Bagaimana hal tersebut agar berjalan dengan baik?

Untuk menjawab pertanyaan tsb., ada beberapa hal yang perlu mendapat perhatian: Terkadang kita secara tidak sadar menganggap bahwa tempat beribadah (baca tempat bertemu Tuhan) hanya didalam Masjid, Mushalla atau diatas Sajadah saja, maka di tempat-tempat itu sajalah merupakan tempat menfokuskan diri untuk mengeruk keuntungan akhirat, sehingga tempat-tempat lain hanya sebagai tempat untuk mengeruk keuntungan dunia semata tanpa adanya unsur ibadah.

Hawa nafsu lebih mengendalikan seseorang daripada hati nuraninya. Miskin akan pengetahuan/ilmu, terutama tentang Islam, sehingga mengakibatkan lemahnya pondasi seseorang dalam memakai pikiran daripada inderawi, maka seseorang sulit menerima hukum sebab-akibat.

Adzab/balasan Tuhan hanya mempengaruhi kehidupan akhirat saja, maka hidup di dunia lebih diutamakan, sehingga dalam menjaga keseimbangan diantaranya bukan merupakan the first priority.

Fikir

Fikir berarti merenung, merenung bukan berarti melamun, merenung terhadap segala sesuatu, jadi apapun yang sedang difikirkan dapat dipastikan seseorang ingin lebih mengetahui atau mendalami sesuatu yang sedang direnungkan dengan tujuan menjawab pertanyaan what, how bahkan why sekalipun, sehingga hasil renungannya dapat dipakai untuk kepentingan yang menguntungkan ataupun merugikan, baik bagi diri sendiri ataupun bagi yang lain.
Sejarah menunjukkan, bahwa fikir merupakan alat yang paling dahsyat untuk mengalahkan apapun didunia ini. Dengan mengembangkan budaya fikir, berarti mengembangkan budaya berinovasi dan berkreasi, tidak terbatas itu sebagai individu maupun sebagai suatu lembaga, baik fikir terhadap wahyu yang tertulis didalam Al-Qur’an maupun wahyu yang tersirat pada Alam. Dengan fikir berarti seseorang sedang mempelajari sesuatu, sehingga akan menuntut seseorang untuk “membaca”, agar hasil fikirnya merupakan suatu pengetahuan yang paling baik atau lebih baik dari sebelumnya sebagai dasar keyakinannya untuk menentukan langkah selanjutnya.

EKONOMI

Disamping faKtor-faktor perting diatas, didalam menuju masyarakat madani dibutuhkan pula peran ekonomi, yang merupakan kegiatan penting lainnya untuk mencapai tujuan sebagai masyarakat madani.

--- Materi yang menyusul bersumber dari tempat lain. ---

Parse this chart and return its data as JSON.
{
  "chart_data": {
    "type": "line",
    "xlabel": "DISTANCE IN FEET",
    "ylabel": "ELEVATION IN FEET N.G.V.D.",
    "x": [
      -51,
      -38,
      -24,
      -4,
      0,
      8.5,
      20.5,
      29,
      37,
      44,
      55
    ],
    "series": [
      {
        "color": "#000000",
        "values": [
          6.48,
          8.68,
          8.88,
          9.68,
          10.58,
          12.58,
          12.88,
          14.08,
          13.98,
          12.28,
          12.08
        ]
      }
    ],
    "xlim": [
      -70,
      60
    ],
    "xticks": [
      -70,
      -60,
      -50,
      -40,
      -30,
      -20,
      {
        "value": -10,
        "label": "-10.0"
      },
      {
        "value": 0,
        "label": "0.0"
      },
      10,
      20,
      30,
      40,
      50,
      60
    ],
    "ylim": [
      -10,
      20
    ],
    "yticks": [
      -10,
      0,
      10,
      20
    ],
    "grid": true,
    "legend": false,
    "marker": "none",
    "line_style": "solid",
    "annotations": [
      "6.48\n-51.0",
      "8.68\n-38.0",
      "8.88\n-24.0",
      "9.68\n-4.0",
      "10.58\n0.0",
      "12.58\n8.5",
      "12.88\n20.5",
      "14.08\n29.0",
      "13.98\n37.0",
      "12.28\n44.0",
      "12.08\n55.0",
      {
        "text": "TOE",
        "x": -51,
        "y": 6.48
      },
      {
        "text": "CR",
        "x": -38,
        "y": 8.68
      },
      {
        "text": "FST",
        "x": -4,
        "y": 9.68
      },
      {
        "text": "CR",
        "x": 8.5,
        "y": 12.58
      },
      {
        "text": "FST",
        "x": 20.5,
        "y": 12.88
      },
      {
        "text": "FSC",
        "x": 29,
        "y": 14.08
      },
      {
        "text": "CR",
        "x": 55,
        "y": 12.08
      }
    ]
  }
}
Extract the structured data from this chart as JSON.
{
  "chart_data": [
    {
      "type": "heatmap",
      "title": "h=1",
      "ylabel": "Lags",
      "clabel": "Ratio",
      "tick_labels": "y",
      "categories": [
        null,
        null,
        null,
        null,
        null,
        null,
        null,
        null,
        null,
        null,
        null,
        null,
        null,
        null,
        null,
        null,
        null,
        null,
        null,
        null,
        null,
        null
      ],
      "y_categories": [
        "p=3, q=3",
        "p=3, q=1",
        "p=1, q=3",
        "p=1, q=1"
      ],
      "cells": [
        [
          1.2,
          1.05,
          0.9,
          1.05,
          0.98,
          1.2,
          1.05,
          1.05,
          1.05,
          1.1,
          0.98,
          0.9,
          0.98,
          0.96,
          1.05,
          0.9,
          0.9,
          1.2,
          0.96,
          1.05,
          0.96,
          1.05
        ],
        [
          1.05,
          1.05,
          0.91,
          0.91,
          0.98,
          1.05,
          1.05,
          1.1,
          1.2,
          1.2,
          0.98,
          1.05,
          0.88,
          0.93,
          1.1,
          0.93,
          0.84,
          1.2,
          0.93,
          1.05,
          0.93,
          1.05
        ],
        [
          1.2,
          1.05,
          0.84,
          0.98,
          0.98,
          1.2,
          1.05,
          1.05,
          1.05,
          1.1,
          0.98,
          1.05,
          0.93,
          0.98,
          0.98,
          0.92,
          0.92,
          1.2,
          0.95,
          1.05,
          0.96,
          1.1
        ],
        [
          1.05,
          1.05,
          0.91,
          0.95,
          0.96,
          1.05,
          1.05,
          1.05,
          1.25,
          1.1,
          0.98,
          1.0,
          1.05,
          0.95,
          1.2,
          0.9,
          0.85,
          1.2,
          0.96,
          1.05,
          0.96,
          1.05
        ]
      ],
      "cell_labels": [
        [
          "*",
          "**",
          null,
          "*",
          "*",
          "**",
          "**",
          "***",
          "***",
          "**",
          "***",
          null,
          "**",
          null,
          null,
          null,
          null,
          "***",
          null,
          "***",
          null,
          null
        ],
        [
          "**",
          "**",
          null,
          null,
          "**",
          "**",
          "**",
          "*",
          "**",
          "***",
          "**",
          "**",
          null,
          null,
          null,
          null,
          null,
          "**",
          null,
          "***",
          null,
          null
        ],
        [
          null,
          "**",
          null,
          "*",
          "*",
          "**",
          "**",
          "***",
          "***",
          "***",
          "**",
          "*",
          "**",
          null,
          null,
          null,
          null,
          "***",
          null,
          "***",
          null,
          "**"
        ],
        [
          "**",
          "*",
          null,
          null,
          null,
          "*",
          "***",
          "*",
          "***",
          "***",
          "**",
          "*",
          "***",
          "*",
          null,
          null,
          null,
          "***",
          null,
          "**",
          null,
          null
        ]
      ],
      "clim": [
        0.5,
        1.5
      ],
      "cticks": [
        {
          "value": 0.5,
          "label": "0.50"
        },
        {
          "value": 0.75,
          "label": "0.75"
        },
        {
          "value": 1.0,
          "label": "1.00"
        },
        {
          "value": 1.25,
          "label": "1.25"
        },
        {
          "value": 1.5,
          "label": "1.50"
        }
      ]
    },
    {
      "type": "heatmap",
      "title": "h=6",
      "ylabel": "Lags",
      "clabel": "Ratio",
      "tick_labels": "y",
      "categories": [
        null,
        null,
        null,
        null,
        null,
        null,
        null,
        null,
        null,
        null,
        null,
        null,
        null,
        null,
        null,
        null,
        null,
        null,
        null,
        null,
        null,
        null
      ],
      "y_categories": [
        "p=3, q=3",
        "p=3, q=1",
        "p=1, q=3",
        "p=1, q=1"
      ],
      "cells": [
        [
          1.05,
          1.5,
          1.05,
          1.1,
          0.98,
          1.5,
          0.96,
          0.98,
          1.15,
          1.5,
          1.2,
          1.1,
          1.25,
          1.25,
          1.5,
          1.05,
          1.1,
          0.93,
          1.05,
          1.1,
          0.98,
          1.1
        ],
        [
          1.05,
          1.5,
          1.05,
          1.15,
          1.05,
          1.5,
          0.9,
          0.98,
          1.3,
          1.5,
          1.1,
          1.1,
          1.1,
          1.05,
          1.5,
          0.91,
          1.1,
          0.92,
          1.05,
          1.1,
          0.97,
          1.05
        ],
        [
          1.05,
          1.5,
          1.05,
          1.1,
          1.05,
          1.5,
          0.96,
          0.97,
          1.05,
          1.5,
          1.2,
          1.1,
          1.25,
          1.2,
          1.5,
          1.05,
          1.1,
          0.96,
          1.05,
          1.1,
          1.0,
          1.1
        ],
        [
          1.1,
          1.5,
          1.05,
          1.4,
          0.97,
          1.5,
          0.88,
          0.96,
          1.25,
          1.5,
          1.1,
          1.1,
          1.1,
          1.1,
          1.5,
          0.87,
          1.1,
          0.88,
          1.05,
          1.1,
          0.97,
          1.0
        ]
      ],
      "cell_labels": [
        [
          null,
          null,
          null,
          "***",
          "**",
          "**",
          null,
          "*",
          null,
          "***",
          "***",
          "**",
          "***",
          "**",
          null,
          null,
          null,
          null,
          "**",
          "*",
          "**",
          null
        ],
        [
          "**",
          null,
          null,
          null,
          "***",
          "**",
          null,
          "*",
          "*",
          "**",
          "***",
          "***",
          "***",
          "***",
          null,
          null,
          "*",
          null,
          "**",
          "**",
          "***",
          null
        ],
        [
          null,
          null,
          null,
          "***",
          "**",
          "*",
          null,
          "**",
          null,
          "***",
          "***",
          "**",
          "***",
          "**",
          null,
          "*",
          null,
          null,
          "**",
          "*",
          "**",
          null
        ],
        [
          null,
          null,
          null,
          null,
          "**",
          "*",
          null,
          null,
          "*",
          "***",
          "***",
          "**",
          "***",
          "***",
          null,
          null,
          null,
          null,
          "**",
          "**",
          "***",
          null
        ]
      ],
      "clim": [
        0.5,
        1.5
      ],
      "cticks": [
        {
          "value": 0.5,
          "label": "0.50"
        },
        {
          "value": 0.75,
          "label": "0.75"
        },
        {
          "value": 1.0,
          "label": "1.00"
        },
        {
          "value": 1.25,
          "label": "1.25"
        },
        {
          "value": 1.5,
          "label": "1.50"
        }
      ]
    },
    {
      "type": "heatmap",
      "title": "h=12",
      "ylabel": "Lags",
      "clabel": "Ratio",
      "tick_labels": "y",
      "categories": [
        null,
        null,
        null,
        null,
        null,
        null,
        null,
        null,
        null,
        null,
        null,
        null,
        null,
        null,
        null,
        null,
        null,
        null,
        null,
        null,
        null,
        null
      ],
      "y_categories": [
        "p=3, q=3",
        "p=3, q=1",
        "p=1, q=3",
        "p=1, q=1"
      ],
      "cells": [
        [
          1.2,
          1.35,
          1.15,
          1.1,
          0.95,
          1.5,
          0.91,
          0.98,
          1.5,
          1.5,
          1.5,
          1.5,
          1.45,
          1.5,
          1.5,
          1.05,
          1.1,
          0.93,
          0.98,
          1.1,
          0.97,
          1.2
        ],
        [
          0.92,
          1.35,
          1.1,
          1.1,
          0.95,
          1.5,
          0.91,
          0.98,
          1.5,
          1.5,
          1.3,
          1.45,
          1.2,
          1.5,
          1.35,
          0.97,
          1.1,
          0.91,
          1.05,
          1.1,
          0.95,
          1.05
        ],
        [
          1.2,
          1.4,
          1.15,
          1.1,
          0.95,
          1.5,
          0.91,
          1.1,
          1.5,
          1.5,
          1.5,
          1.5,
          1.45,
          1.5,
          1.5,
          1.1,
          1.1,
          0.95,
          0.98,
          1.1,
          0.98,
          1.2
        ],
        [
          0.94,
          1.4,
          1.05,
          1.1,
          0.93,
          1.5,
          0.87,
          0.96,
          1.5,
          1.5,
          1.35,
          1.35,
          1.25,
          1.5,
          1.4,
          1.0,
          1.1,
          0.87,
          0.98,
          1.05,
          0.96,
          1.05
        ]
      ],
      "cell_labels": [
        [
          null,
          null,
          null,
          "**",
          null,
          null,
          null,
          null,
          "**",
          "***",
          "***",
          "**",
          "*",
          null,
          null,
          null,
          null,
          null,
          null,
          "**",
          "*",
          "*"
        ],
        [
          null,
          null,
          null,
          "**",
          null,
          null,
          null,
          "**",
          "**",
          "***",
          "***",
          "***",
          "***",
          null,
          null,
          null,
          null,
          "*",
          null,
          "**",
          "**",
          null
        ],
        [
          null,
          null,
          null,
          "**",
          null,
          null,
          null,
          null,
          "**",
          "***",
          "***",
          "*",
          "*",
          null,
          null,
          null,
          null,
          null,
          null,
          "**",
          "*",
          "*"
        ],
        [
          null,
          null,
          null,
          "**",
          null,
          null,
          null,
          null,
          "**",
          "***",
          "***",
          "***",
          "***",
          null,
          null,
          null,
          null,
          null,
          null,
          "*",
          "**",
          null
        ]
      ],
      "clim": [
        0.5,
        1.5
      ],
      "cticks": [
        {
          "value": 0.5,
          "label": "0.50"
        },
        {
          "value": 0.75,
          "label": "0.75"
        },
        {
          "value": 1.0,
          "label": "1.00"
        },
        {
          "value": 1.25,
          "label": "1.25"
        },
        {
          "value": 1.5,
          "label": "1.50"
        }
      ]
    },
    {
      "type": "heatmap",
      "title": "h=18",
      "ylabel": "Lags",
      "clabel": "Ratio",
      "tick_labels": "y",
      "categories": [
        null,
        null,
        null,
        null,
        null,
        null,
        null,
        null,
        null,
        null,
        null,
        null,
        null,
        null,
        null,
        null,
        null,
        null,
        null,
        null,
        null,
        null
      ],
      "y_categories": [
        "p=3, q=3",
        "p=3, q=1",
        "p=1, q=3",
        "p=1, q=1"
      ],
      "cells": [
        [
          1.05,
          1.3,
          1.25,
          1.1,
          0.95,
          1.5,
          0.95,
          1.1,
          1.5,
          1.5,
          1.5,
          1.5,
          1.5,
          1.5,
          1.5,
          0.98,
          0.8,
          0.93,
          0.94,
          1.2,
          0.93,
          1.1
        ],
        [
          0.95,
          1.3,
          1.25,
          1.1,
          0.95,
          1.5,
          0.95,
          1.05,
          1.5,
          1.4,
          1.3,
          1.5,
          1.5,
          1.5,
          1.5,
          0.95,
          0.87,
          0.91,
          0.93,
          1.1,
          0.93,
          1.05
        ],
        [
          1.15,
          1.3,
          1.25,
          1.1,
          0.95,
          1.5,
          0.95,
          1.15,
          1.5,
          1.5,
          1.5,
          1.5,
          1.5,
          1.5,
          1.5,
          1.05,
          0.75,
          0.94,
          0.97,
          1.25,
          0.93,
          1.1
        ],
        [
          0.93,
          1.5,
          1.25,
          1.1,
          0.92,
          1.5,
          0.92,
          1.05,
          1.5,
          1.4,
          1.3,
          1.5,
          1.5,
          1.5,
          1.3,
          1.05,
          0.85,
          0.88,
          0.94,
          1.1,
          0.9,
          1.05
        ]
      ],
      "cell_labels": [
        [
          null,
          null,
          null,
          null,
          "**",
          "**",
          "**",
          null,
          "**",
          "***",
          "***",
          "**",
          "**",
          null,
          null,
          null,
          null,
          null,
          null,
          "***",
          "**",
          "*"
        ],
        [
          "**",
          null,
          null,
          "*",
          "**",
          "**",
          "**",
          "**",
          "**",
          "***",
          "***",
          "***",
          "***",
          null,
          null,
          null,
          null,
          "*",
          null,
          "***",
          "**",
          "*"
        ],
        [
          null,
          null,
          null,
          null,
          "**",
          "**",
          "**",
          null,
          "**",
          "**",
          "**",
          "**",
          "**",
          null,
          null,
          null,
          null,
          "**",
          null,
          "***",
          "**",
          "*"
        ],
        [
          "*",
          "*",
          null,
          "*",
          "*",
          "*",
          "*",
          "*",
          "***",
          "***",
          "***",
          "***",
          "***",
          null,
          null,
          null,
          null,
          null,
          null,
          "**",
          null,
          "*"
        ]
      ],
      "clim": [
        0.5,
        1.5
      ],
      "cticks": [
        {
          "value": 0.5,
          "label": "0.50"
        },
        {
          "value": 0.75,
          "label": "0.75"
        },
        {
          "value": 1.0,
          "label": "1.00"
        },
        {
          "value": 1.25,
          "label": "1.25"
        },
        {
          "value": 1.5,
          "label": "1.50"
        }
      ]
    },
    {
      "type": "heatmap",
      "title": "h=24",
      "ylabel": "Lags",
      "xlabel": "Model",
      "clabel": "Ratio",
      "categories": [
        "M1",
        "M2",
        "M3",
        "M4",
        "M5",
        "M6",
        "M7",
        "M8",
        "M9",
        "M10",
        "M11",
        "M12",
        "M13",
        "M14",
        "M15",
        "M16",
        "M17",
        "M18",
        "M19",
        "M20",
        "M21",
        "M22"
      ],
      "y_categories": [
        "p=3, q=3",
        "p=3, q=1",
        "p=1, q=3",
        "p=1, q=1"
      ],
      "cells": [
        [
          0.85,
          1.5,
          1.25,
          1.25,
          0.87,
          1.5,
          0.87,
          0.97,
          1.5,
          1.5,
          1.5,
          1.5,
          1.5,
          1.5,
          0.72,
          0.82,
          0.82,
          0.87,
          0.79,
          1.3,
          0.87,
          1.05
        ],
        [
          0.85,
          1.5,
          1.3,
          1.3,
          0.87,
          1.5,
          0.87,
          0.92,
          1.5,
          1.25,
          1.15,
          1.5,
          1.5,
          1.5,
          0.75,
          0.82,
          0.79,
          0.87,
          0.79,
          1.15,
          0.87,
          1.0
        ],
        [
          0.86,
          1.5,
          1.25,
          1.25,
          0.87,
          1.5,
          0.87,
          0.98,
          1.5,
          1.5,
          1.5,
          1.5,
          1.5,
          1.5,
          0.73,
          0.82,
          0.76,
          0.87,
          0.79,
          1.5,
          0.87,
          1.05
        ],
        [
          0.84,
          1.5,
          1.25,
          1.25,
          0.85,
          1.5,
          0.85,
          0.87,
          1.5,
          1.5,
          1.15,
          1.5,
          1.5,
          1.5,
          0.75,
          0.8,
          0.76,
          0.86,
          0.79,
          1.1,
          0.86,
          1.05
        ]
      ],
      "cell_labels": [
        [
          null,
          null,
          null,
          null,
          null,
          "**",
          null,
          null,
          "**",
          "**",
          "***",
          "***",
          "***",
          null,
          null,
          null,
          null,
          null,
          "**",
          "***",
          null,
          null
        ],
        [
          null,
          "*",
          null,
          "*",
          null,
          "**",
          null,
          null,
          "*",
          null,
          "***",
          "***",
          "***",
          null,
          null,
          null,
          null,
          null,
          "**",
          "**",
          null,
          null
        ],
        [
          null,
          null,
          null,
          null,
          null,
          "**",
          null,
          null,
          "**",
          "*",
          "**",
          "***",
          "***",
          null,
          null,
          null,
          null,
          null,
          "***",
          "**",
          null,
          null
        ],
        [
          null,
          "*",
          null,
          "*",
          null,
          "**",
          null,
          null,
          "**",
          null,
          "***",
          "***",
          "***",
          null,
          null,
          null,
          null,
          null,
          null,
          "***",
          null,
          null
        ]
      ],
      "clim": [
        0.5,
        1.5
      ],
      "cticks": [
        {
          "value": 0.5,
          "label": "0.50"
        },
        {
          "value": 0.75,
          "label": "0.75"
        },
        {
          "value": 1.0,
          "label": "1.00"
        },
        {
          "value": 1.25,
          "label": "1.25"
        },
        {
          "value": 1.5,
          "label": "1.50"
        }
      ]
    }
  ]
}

Pertanyaannya adalah: ekonomi bagaimanakah yang dibutuhkan agar dapat disebut sebagai masyarakat madani?.

Dunia telah mengenal beberapa sistem ekonomi, antara lain sitem ekonomi kapitalis, sistem ekonomi sosialis dan gabungan antara keduanya. Sistem ekonomi kapitalis lebih banyak dipakai saat ini dibanding dengan sitem ekonomi lainnya, sistem tsb. berdasarkan investasi/kapital dan persaingan bebas dengan segala gerakannya yang dibebani oleh pajak. Sistem ini terbukti lebih banyak menguntungkan si pemilik modal/investor/si kaya pemberi hutang daripada si miskin/penghutang. Pada kenyataanya banyak negara berkembang/miskin terjerat dengan hutang pada negara maju/kaya, dimana mereka tidak mampu melaksanakan kewajiban dalam membayar hutang mereka disebabkan oleh beban bunga yang melilit semakin lama semakin membesar saja.

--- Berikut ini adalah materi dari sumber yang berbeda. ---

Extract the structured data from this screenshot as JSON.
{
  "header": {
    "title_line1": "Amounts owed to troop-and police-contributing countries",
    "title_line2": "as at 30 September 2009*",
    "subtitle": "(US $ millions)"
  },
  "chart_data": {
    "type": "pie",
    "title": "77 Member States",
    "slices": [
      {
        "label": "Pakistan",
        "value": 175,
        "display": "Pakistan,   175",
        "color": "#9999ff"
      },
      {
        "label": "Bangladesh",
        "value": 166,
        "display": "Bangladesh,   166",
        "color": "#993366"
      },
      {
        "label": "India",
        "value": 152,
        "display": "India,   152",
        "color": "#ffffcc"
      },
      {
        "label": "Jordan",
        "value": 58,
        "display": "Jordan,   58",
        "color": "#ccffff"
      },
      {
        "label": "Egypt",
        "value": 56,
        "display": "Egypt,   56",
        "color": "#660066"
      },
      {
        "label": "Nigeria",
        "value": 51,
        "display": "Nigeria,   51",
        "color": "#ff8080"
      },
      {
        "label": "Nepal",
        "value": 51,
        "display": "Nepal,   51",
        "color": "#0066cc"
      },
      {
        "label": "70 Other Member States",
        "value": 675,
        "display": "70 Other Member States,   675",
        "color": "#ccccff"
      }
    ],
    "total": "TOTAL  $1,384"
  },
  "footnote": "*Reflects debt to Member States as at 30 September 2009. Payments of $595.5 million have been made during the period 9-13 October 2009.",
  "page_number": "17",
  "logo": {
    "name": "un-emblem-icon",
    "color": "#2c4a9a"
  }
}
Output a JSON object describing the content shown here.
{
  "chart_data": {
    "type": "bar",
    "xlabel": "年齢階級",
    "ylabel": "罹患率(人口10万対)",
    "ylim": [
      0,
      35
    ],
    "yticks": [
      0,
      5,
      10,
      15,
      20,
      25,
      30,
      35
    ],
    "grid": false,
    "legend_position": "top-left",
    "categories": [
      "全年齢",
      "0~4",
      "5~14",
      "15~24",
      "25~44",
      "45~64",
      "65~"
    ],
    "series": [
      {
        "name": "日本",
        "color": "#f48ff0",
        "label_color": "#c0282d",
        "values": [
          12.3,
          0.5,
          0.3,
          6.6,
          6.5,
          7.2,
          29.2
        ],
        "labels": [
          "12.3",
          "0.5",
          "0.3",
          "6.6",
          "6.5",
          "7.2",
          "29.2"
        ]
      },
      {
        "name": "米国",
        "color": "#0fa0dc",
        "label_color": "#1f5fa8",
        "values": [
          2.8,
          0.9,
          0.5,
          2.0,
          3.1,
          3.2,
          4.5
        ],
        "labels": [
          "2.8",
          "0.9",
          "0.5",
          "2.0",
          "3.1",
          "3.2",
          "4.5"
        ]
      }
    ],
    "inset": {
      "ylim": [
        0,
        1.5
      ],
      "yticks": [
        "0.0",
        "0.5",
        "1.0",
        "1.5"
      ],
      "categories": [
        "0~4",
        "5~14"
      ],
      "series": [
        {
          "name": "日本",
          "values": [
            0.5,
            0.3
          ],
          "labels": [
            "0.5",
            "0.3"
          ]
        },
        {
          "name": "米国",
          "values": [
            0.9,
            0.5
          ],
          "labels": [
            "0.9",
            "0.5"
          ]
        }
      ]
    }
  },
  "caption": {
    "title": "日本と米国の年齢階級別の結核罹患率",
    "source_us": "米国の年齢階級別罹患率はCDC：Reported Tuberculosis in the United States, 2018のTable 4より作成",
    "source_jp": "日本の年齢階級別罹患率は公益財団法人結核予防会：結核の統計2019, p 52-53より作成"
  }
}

Sedangkan sistem ekonomi sosialis merupakan sistem ekonomi dengan perencanaan terpusat, sehingga semua penguasaan alat-alat produksi secara terpusat pula, dimana hak-hak individu diabaikan.

Dapatkan sistem ekonomi secara islami dikembangkan?,

Pada akhir tahun 1970, Organisasi Negara-negara Islam (OKI) memberikan maklumat tentang perlunya mendirikan bank-bank Islam alternatip dengan sistem bagi hasil melawan bank-bank konvensional dengan sistem bunga yang dipandang sebagai riba. Apapun hasil yang dicapai umat Islam saat ini didalam menindak lanjuti maklumat OKI tsb. adalah tidak terlalu penting, yang lebih penting adalah OKI sudah memulai mengembangkan patokan tentang pundi-pundi ekonomi secara islami, karena kira-kira lebih dari 1000 tahun sejak hilangnya Khulafaurrasyidin boleh dibilang tidak ada usaha pengembangan ekonomi secara islami kecuali kekuasaan. Ekonomi secara islami paling tidak harus dilandasi pada prinsip sebagai berikut:

  • Tidak ada unsur judi
  • Jauh dari riba
  • Jual beli dengan prinsip suka sama suka
  • Uang didapat tidak dengan cara batil
  • Membayar zakat, infak dan sedakah merupakan tuntutan.


Melalui tulisan ini penulis mengajak masing-masing dari kita untuk menentukan dimana kita sedang berada, apakah kita sudah menjadi masyarakat madani, atau kita sedang menuju kearahnya, atau mungkin sebaliknya, baik itu secara individu, keluarga ataupun masyarakat islam secara keseluruhan.